La única persona del Gobierno que eligió la acción antes que el discurso o el Twitter fue el ministro de Justicia, Aníbal Torres. Envió un oficio a la fiscal de la Nación, Zoraida Ávalos, sugiriendo que los restos del genocida Abimael Guzmán sean incinerados. Al día siguiente, la máxima autoridad del Ministerio Público presentó un proyecto de ley para que jueces o fiscales dispongan de los cadáveres y decidan su destino final de acuerdo al interés social. De esta forma se abre paso a la cremación de los restos del cabecilla terrorista.

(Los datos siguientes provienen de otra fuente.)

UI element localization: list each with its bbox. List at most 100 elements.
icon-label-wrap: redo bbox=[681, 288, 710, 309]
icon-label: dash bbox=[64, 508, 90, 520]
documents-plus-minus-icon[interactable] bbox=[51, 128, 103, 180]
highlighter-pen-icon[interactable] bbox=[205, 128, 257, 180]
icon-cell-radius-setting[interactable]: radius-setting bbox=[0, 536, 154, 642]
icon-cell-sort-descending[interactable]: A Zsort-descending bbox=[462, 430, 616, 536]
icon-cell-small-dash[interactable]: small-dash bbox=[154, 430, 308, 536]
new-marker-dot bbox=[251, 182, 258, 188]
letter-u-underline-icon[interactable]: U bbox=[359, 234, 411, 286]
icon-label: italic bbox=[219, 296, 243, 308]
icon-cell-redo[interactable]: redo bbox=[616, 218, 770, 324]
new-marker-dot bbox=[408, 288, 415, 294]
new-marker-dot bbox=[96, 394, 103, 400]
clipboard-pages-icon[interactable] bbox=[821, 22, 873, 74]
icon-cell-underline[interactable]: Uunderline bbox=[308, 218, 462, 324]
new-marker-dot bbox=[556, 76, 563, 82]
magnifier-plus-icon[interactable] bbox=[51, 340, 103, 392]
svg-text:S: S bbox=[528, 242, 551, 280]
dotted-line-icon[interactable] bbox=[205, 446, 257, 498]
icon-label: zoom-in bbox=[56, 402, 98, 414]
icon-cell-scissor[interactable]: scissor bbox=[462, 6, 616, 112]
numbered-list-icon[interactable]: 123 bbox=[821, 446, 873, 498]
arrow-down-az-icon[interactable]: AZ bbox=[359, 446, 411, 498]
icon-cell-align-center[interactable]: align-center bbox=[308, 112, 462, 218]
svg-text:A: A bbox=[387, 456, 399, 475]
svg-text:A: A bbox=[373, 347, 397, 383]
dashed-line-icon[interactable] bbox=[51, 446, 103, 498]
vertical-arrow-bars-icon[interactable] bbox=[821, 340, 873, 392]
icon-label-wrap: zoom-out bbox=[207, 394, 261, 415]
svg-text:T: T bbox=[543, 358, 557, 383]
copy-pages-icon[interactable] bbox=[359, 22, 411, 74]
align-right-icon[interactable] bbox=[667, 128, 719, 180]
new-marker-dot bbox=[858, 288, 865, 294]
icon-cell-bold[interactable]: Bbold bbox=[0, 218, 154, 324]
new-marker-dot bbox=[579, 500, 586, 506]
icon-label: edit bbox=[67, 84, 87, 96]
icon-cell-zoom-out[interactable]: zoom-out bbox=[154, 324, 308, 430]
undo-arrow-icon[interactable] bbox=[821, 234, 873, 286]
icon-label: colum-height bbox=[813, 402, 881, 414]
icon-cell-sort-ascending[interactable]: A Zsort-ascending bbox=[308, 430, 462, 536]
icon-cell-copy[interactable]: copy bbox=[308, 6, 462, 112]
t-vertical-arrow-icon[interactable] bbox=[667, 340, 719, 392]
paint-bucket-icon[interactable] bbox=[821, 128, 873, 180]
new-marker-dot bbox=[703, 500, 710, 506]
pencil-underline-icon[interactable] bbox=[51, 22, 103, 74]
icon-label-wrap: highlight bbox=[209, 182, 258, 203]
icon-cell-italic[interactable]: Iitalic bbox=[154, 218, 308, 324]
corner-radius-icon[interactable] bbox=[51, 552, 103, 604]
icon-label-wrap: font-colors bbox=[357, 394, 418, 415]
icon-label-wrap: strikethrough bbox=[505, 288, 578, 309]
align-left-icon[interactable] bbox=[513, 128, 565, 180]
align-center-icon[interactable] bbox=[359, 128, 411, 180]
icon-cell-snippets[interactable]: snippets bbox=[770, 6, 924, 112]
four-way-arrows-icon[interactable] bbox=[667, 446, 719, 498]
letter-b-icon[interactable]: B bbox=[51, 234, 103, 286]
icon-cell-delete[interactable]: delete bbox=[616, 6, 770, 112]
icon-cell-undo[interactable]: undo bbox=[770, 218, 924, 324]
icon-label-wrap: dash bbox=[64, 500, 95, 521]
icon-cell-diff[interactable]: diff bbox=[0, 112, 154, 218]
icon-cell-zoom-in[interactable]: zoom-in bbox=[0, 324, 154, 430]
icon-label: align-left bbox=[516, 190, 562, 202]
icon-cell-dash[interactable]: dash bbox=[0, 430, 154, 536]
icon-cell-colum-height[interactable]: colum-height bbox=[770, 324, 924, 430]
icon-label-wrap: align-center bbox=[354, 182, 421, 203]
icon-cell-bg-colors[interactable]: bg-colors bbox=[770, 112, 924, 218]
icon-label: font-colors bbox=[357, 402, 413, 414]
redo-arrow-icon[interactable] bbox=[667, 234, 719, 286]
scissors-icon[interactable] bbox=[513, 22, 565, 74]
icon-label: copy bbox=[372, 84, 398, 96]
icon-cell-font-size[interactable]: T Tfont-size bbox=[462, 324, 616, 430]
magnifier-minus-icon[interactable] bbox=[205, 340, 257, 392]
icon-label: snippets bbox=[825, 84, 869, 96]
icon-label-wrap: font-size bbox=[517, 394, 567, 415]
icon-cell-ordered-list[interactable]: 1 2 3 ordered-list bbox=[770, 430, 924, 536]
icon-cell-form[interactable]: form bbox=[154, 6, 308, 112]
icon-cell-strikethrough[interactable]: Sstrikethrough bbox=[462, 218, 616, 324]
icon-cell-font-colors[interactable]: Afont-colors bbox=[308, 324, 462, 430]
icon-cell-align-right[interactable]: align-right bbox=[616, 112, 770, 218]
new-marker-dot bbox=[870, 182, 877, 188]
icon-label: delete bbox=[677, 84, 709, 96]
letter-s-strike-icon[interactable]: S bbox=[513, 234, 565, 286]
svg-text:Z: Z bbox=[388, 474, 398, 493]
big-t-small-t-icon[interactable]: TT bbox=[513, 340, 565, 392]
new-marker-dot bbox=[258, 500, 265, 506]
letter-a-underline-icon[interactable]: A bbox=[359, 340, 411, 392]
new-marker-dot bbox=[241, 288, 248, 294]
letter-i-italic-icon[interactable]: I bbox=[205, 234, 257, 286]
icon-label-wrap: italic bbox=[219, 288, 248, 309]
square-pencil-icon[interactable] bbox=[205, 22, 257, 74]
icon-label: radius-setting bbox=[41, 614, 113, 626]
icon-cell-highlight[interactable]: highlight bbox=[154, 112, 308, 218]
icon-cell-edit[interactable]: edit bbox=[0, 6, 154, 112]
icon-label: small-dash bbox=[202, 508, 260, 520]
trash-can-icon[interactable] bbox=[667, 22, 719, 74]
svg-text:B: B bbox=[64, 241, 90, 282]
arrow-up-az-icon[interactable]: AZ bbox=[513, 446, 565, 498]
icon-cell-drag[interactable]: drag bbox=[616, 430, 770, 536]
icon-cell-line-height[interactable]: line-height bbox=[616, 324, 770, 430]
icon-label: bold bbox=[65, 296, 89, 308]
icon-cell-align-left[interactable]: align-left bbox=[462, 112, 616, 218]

Mientras tanto, más allá de las palabras de rechazo al terrorismo vía redes sociales y en algunos mítines en Cajamarca, el presidente de la República, Pedro Castillo, no ha hecho nada más luego de la muerte del más grande asesino en la historia del Perú. Ningún gesto político a la altura de las exigencias. Además, nunca ejerció el liderazgo para imponer la autoridad que le corresponde en esta coyuntura. Nunca se puso a la cabeza de las manifestaciones de indignación nacional para pedir leyes que eviten que el cuerpo de Abimael Guzmán sea enterrado y se convierta en motivo de culto de sus seguidores. ¿No podía o no quería?

Lo de algunos ministros es peor. Han mostrado un elocuente silencio, que a estas alturas es vergonzoso. Al terrorismo hay que combatirlo con mano dura y promoviendo mecanismos y leyes para que no resurja y nunca más vuelva. Ya es momento que el jefe de Estado y el gabinete ministerial se pongan a la altura de las expectativas de los peruanos, lejos de tibiezas con bandas de asesinos.